王子様はハチミツ色の嘘をつく


そう思った時、自然と頭の中に浮かんだのが、初恋の相手――美都だった。

彼女が本社の庶務課にいることは、偶然何かの書類でその名を見かけて知っていた。

しかし、それまで仕事ばかりに集中していた僕は、成長した美都をまだ見たことがなかった。

――会いたい。

遠い昔に一度会っただけなのに、今まで交際してきたどの女性よりも、彼女のほうが印象深かった。

少し弱気になっている今だからこそ、自然と心が彼女に向かうのを感じて、僕は庶務課へ出向く何か適当な用事をつくり、美都の姿を確認しに行った。

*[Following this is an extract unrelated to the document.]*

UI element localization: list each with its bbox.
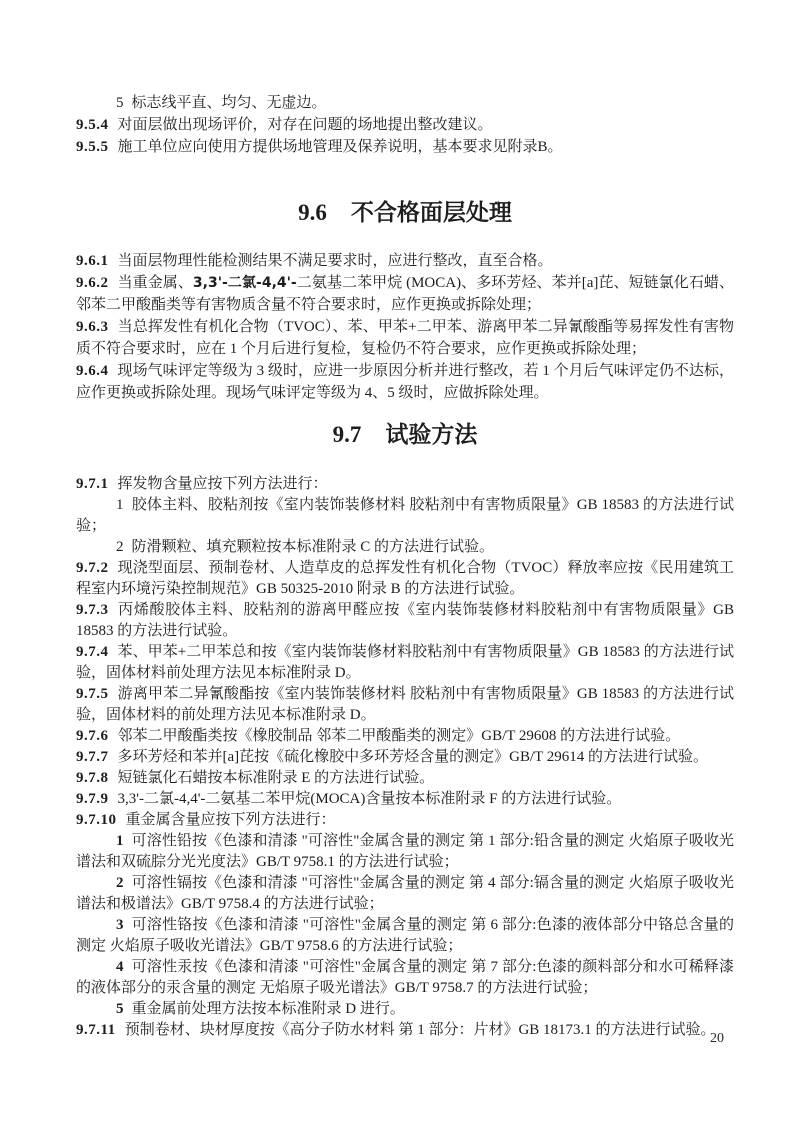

庶務課で僕の対応をしたのは課長だったが、オフィスには運よく彼女の姿があった。

美都は幼い頃の面影を残しつつ、昔よりずっと綺麗になっていた。


……彼女が、欲しい。どんな彼女の表情も、僕が独占したい。

少年の頃美都に対して抱いた、少し残酷で意地悪な気持ちが蘇っていくのがわかった。

でも、泣かせるだけで女性の心が手に入るわけもないと、大人になった僕は知っていた。

それで、創希のふりをすることを思い付いたのだった。